P. I. — L’innovation technologique renvoie-t-elle au concept de « guerre propre » où seuls les objectifs militaires seraient visés ?
N. B. — La guerre propre est un mythe. La guerre n’a jamais été propre. Elle est même de plus en plus sale puisqu’elle se fait de plus en plus hybride et que les opérations militaires conduites par les empires autoritaires visent de plus en plus les populations civiles, comme on l’a vu de la Syrie à l’Ukraine. Sur la défensive au plan militaire, les Russes essaient de casser les infrastructures essentielles ukrainiennes en commençant par l’énergie et l’eau, organisent des déplacements forcés de population, multiplient les crimes de guerre pour terroriser les civils. Par ailleurs, l’Ukraine n’a pas le monopole de ces formes de guerre hybride. L’opinion publique ne veut pas le voir, mais l’Europe n’est plus en paix. Pour s’en convaincre, il suffit de recenser le nombre de cyberattaques, les atteintes aux infrastructures comme les gazoducs de la mer Baltique, mais aussi les hôpitaux, la manipulation des flux de migrants, la désinformation, les interférences dans les élections, le financement des partis populistes dans lesquels la Russie a investi plus de 300 millions de dollars depuis 2014.
Pour contrer ces menaces hybrides, le réarmement militaire doit aller de pair avec un effort de résilience de la nation et avec la réhabilitation de l’esprit de défense. On ne naît pas spontanément citoyen d’une démocratie, on le devient par l’éducation à la liberté et à la défense de cette liberté. Périclès rappelait que « ce ne sont pas les pierres, mais les hommes qui constituent le meilleur rempart des cités ». C’était vrai durant la guerre du Péloponnèse. C’est encore plus vrai aujourd’hui. Si l’armée ukrainienne se bat de manière aussi extraordinaire, c’est parce qu’elle dispose du soutien de toute une nation. Il suffit de voir les scènes de liesse qui ont accompagné la libération de Kherson. La guerre n’est plus le monopole des militaires ; la sécurité est plus que jamais nationale.
P. I. — La France, avec son niveau d’endettement et le poids de ses dépenses publiques, peut-elle fournir l’effort d’économie de guerre, militaire, industriel et humain auquel vous appelez ?

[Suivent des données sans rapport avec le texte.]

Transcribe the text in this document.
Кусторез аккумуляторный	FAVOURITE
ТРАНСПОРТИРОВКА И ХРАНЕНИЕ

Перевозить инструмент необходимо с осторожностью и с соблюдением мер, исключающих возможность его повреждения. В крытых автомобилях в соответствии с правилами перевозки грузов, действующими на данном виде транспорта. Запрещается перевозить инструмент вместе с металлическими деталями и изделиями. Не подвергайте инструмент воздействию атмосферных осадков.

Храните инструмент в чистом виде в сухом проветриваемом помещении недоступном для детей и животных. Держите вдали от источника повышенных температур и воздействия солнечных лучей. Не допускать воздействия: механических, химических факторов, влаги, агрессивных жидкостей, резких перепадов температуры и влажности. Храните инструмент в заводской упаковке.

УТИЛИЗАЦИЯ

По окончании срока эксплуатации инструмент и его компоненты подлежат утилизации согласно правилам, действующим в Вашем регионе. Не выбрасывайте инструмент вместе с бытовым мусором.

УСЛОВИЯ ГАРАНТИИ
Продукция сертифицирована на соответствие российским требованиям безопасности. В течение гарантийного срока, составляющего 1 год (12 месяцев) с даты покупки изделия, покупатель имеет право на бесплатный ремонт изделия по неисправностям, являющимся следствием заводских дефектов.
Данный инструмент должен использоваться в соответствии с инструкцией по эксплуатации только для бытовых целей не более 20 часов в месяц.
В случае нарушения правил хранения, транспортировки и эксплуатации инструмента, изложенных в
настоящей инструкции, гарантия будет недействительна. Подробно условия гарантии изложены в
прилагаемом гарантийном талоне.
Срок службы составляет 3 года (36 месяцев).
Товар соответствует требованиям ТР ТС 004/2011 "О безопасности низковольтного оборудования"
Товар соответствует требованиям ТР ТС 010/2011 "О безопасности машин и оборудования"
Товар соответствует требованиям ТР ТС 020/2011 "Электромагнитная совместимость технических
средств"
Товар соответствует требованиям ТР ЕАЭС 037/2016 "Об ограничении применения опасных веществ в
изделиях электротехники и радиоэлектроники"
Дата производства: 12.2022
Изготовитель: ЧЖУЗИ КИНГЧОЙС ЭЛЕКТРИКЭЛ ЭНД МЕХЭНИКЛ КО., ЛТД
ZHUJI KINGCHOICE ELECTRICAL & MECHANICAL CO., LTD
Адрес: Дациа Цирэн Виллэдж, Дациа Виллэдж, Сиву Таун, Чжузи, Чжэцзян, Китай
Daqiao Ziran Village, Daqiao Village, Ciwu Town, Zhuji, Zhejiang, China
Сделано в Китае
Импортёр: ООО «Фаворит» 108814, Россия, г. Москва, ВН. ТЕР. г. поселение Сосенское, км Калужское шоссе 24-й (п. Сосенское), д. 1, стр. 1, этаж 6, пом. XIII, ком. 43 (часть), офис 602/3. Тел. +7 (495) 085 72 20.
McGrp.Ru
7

N. B. — « Gouverner c’est choisir », disait Pierre Mendes France, soit exactement l’inverse du « en même temps ». La France va droit à un choc financier majeur si elle ne modifie pas en profondeur le modèle économique et social fondé sur la décroissance à crédit. Et ce d’autant que le retour de l’inflation se traduit par une forte hausse des taux d’intérêt, qui marque la fin de l’argent illimité et gratuit. Il est impossible de soutenir un État-providence qui mobilise 34 % du PIB tout en réinvestissant dans l’éducation et la santé, tout en finançant la réindustrialisation et le réarmement, en plus de la transition climatique. Il faut faire des choix. La grande réussite de la planification à la française pilotée par Jean Monnet en 1946 fut de définir les secteurs prioritaires sur lesquels porter l’effort d’investissement. Avec pour objectif de ne pas se contenter de reconstruire le pays, mais de le moderniser. À l’époque, la priorité allait au charbon, à la sidérurgie, à l’électricité. Aujourd’hui, certains secteurs ont changé, mais pas tous, comme le montre l’électricité, domaine d’excellence que la France a méthodiquement détruit au ;cours des dernières décennies. Comme en 1945, nous ne devons pas seulement reconstruire notre pays mais le moderniser, en basculant notre modèle vers la production, l’investissement et l’innovation. Et cela passe par un nouveau partenariat entre l’État et le secteur privé. Il est faux d’affirmer que la dépense publique est inefficace par nature. S’il n’y a pas de sécurité, il n’y a pas plus de liberté que de prospérité et de stabilité politique. Or la sécurité ne peut et ne doit pas être assurée par des moyens privés. Il est de même vital pour la résilience de la nation de pouvoir compter sur des systèmes d’éducation et de santé publiques performants. Les Français subissent aujourd’hui la double peine : des dépenses et des prélèvements démesurés pour des services publics dont l’efficacité s’effondre. Cette crise de l’État résulte non d’un manque de moyens mais de la démagogie qui a sacrifié l’État régalien à l’État-providence et qui a fait payer au secteur privé le refus de moderniser le secteur public.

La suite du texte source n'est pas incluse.